The examples below are pulled from argot’s FastAPI benchmark catalog. All three are syntactically valid, fully typed, lint-clean, and pass mypy strict. Every other tool in CI is silent on them.

1. Wrong exception type

# flagged — ValueError instead of HTTPException
@router.get("/{user_id}", response_model=UserResponse)
async def get_user(user_id: int, db=Depends(get_db)) -> UserResponse:
    user = db.get(user_id)
    if user is None:
        raise ValueError(f"User {user_id} not found")  # propagates as 500, not 404
    return user

Decorators, Depends, response_model, the typed return — all idiomatic FastAPI. The break is one token sequence: a bare ValueError instead of HTTPException(status_code=...). The type checker is happy. The linter has nothing. argot catches it because the FastAPI corpus’s exception vocabulary is HTTPException, not Python’s built-ins.

2. Manual status check vs raise_for_status()

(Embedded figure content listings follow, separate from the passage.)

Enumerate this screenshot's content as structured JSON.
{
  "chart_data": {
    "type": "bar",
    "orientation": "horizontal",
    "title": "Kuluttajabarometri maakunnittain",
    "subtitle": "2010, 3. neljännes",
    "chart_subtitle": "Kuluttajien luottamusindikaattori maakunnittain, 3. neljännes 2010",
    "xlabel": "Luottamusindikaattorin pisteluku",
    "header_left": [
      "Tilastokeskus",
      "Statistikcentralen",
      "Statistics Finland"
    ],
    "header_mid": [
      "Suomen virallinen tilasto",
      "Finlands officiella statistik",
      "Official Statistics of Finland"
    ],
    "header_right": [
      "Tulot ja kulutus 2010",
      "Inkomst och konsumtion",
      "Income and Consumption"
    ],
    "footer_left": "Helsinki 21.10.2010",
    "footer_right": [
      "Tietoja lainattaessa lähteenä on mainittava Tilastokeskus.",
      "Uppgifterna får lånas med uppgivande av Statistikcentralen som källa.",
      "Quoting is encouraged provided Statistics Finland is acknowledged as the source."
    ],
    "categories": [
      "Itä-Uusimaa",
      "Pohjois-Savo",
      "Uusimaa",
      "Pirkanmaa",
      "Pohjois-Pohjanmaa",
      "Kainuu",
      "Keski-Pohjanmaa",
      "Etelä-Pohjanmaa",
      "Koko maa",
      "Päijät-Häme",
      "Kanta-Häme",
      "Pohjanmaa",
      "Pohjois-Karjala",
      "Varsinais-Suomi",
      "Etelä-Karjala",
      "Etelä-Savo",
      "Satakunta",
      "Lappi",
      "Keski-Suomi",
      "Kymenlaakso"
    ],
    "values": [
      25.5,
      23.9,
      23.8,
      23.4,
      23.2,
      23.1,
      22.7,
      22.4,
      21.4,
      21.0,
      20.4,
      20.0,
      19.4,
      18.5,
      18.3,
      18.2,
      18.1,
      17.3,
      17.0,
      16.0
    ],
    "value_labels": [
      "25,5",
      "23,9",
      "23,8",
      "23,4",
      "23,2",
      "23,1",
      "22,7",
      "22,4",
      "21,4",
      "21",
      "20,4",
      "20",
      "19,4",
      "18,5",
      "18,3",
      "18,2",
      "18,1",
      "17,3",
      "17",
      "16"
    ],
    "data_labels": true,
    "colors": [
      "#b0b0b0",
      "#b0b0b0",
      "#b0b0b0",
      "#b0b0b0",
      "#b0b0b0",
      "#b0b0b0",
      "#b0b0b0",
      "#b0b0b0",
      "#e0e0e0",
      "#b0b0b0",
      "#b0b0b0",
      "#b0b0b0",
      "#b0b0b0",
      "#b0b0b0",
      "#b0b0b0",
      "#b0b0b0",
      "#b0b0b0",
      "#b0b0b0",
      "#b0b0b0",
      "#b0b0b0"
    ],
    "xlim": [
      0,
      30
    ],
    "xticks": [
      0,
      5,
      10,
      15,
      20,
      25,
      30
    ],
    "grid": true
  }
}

# flagged — structural shape, not vocabulary
@router.get("/users/{user_id}")
async def proxy_get_user(user_id: int) -> dict[str, Any]:
    response = _http_client.get(f"/v1/users/{user_id}")
    if response.status_code >= 400:
        raise HTTPException(status_code=response.status_code, detail=response.text)
    return response.json()

Every individual token here exists in the corpusresponse.status_code, HTTPException, response.json(). What’s missing is the branching shape: this corpus uses response.raise_for_status() to propagate downstream errors, not a manual if status_code >= 400. No linter can encode that preference; argot picks it up because the distribution over short token windows captures the structural difference.

3. Sync blocking in an async codebase

# flagged — sync def + blocking I/O on a hot path
@router.get("/users")
def list_users() -> list[dict[str, Any]]:
    response = httpx.get(f"{UPSTREAM_URL}/v1/users")  # blocks the worker thread
    return response.json()

@router.get, the path, the return type — all idiomatic. The break is def instead of async def, paired with the sync httpx.get(...) instead of await client.get(...). The type checker is happy. argot picks it up because sync endpoints with blocking I/O are structurally absent from the corpus — which is built around async def + await.


The thread through all three: the tokens are familiar; the combination isn’t. That’s the gap between “valid” and “ours,” and it’s the gap argot is built to close.